On 3 July 1863 Gen. Pemberton offered to negotiate terms of surrender and Gen. Grant notified Gen. Sherman to be prepared to destroy Johnston's army as soon as the surrender of the Vicksburg defenders was accomplished. On 4 July 1863 Gen. Pemberton agreed to the terms of Gen. Grant and surrendered the Vicksburg garrison. The garrison would be paroled and sent to a parole camp to stay there until exchanged for Federal prisoners. First Sgt. Tillman McCarty, Co A, 33rd Mississippi Infantry Regiment, had become separated from the regiment during the Battle of Champion Hill and had retreated into Vicksburg with Gen. Pemberton's army. He was one of several members of the regiment to surrender there. He signed his parole in front of a Federal captain in the 101st Illinois Infantry and a Confederate Officer from the 66th Alabama Infantry. Gen. Johnston heard of the surrender on 5 July 63. On 6 July he had his army in retreat towards Jackson. The men of Featherston's Brigade left the area of the Big Black River and marched past Queen's Hill Church and turned into the Bridgeport Road. It was very hot and dry. It took two days to make the 25 mile march to Jackson.
The Confederates set up to receive the expected Yankee attack. The defense line at Jackson was a rough semi-circle from the Pearl River north of Jackson out westward and then back south again to the Pearl River. Featherston's Brigade went into a relatively unfinished part of the line one mile north of Jackson. (This general area is now easily found if one goes to Jackson on Interstate 55. Just take the exit marked Fortification Street.) Gen. Sherman decided on 10 July 63 that a siege was in order rather than a frontal attack on the entrenched Confederates. There was a small-scale attack on 11 July 63 by the 2nd Michigan Infantry on Loring's position but due to confusion and the failure of other units to support, the attack was called off and the Michiganders retreated. Gen. Johnston had already decided on the 11th that he would be evacuating Jackson. He sent a telegram to Jefferson Davis advising him of the likelihood of his retreat. Gen Sherman directed his men to prepare for a siege and opened it on 12 July 63 with a one hour barrage of 3000 artillery projectiles. The men of the 33rd Mississippi settled in to enduring the siege until the 16th when Union Gen. J. G. Parks sent a forced reconnaissance against Loring's command. Gen. Edward Ferrero sent his men against the area manned by Featherston's Brigade. There was sharp firing from around a Confederate artillery battery called "The Cotton Bale Battery." Gen. Ferrero was satisfied that the position was still held in strength and recalled his troops.

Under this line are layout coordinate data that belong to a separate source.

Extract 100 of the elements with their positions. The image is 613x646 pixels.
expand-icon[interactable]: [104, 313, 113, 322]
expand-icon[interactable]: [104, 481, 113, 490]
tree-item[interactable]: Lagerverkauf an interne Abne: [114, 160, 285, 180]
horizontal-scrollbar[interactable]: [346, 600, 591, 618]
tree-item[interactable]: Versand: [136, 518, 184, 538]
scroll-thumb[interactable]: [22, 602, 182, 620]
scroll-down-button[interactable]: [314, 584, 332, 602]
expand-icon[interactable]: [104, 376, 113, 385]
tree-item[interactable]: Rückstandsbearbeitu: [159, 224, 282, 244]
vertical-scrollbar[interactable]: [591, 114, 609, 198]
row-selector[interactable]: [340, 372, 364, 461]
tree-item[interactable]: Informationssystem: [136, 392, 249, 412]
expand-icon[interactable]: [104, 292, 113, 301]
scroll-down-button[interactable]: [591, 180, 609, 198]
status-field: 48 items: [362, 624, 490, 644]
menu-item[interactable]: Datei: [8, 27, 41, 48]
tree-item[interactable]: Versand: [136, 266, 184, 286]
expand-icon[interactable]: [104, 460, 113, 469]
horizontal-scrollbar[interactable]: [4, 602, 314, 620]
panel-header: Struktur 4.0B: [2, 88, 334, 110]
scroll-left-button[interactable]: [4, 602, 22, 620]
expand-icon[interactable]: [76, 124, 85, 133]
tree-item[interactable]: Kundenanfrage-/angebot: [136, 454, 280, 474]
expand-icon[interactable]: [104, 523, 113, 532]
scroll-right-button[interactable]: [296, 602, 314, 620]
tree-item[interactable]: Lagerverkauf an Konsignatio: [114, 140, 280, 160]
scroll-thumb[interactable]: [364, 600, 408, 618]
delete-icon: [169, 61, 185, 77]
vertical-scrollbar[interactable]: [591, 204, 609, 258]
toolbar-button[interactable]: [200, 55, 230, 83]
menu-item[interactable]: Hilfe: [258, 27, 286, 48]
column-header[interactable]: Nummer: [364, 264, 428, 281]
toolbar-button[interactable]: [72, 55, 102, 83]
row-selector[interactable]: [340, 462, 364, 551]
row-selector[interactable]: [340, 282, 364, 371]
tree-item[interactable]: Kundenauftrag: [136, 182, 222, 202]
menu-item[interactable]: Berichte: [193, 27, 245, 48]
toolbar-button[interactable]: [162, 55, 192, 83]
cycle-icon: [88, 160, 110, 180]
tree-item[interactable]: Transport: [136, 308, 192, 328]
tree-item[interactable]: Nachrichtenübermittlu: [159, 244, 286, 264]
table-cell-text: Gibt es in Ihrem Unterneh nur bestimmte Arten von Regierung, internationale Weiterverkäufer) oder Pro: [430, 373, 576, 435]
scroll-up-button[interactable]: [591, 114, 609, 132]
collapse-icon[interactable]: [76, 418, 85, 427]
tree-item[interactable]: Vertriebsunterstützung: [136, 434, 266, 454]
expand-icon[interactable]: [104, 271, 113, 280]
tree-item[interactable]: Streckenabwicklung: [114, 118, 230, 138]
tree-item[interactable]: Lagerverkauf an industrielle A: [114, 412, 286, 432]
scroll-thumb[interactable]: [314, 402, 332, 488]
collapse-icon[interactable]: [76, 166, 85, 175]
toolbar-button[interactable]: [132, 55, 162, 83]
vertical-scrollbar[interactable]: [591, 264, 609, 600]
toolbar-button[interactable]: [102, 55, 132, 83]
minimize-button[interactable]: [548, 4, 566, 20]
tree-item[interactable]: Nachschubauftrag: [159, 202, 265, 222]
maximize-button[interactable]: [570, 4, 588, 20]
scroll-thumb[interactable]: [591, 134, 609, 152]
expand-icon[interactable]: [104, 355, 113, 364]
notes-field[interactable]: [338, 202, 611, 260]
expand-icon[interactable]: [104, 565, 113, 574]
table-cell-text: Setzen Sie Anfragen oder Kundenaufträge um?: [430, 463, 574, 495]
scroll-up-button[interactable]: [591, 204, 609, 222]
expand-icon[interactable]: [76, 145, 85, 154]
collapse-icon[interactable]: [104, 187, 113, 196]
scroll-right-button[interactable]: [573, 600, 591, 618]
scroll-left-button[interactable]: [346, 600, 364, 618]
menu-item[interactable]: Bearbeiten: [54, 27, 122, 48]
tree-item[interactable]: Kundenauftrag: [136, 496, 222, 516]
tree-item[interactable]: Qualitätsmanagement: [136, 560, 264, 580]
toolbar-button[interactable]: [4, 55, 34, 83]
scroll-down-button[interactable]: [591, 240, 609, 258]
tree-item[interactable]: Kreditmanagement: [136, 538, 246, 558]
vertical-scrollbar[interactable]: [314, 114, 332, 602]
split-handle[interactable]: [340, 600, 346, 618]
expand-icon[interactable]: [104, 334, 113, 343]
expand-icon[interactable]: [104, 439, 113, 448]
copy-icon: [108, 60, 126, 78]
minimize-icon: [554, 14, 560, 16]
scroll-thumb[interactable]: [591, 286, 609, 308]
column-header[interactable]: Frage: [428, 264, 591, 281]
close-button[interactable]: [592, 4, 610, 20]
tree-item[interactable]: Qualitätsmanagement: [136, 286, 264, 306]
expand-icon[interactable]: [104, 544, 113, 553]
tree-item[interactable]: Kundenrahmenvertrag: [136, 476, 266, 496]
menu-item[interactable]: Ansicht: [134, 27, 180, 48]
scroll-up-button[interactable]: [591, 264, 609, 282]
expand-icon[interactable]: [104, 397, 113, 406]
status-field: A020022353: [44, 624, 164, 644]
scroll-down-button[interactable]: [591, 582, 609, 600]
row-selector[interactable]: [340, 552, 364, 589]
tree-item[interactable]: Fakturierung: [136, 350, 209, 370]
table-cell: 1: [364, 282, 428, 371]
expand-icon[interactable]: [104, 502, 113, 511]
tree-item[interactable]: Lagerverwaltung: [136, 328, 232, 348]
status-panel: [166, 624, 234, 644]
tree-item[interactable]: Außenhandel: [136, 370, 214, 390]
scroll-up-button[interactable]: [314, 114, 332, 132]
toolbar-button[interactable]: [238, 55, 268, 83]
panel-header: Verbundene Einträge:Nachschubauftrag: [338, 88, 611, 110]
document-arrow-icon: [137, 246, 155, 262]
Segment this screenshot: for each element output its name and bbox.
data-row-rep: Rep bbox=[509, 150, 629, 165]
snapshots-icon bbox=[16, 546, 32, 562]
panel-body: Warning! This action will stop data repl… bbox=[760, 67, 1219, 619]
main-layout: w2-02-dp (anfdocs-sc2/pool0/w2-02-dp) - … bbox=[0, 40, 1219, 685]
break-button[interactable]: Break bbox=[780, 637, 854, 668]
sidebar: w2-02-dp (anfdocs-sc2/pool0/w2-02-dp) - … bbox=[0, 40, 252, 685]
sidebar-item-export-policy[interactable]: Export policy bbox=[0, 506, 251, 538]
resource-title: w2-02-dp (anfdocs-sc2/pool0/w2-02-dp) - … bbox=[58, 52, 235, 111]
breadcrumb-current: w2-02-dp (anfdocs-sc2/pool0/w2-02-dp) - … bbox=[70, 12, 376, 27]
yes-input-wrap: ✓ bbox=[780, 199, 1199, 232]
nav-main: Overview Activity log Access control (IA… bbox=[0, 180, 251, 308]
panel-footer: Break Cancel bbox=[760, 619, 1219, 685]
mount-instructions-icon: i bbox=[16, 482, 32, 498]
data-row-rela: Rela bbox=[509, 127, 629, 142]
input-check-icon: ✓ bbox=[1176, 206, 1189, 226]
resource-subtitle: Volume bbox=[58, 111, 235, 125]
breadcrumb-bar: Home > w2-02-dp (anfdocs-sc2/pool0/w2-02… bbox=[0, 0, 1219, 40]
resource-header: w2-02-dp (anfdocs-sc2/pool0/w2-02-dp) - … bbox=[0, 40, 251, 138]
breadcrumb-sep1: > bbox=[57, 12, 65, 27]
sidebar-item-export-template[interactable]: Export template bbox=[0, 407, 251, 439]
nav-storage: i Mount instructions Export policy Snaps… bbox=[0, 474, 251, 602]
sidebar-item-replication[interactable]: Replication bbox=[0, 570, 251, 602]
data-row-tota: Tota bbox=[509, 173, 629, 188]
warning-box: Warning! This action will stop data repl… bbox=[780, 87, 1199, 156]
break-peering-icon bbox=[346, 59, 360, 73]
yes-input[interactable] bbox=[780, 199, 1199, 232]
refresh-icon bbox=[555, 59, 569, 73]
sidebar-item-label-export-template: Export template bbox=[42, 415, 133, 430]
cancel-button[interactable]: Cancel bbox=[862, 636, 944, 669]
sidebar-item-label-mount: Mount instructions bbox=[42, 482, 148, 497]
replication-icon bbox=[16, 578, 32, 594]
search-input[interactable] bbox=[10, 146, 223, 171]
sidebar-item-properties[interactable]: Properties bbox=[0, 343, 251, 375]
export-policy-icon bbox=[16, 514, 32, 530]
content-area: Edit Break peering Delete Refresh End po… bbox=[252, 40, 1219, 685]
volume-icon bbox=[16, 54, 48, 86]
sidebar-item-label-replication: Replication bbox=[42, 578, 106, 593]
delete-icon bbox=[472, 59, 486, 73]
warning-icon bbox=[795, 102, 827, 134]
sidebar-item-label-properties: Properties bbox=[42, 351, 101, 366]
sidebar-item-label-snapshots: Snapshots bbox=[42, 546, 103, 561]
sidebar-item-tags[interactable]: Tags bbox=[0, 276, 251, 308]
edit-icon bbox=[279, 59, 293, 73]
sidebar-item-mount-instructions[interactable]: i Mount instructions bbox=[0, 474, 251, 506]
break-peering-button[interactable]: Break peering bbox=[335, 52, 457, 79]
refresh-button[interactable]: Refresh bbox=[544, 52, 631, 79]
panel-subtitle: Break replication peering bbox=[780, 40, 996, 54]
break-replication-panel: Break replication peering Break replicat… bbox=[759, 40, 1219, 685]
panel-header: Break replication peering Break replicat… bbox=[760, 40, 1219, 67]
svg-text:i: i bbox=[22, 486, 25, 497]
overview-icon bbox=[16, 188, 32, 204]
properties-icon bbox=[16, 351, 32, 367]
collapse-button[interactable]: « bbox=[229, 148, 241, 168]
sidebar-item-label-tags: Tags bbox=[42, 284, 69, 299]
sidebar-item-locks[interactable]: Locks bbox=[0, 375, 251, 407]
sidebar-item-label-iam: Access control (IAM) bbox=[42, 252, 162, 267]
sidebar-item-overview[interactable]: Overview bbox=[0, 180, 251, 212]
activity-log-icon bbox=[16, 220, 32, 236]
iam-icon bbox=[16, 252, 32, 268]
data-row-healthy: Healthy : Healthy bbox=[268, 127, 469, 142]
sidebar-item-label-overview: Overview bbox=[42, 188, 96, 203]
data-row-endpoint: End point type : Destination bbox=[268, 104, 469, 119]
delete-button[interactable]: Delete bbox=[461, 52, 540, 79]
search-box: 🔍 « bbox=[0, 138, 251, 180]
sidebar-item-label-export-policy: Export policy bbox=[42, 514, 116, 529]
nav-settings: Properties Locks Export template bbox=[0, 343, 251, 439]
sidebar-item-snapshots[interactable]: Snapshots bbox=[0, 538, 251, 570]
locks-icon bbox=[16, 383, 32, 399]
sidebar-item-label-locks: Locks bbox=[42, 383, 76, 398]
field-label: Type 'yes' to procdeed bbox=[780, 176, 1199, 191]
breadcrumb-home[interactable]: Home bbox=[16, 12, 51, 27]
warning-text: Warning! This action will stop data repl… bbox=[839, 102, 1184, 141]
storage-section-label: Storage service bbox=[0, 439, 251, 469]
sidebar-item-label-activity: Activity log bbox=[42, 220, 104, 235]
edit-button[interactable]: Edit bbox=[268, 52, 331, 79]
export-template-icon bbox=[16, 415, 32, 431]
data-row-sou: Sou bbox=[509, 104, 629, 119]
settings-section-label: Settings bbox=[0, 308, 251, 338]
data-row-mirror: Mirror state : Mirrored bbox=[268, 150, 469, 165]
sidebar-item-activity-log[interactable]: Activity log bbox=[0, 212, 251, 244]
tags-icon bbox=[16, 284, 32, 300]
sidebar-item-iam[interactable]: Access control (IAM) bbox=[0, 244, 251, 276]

On the night of the 16th Gen. Johnston ordered the retreat to begin. Featherston's Brigade slipped out of the trenches quietly and marched to the low ground east of the capital building. (This area is now the site of the state fairgrounds.) The men marched on through the night crossing Carson's Ferry on the Pearl River and on toward Brandon. After showing much dash and aggressiveness Gen. Sherman was content to let Gen. Johnston escape. Sherman had confided to another officer, "If he moves across Pearl River, and makes good speed, I will let him go." Featherston's Brigade kept marching east until they reached Forest in central Scott County on 20 July 1863. They went into camp along Futche's Creek, a sluggish small creek northeast of town on the north side of what is now called Old U.S. 80. The siege of Jackson and the subsequent retreat must have been very demoralizing to the men of the 33rd Mississippi Infantry. A review of the individual service records shows numerous entries showing "deserted" for 16 July 63.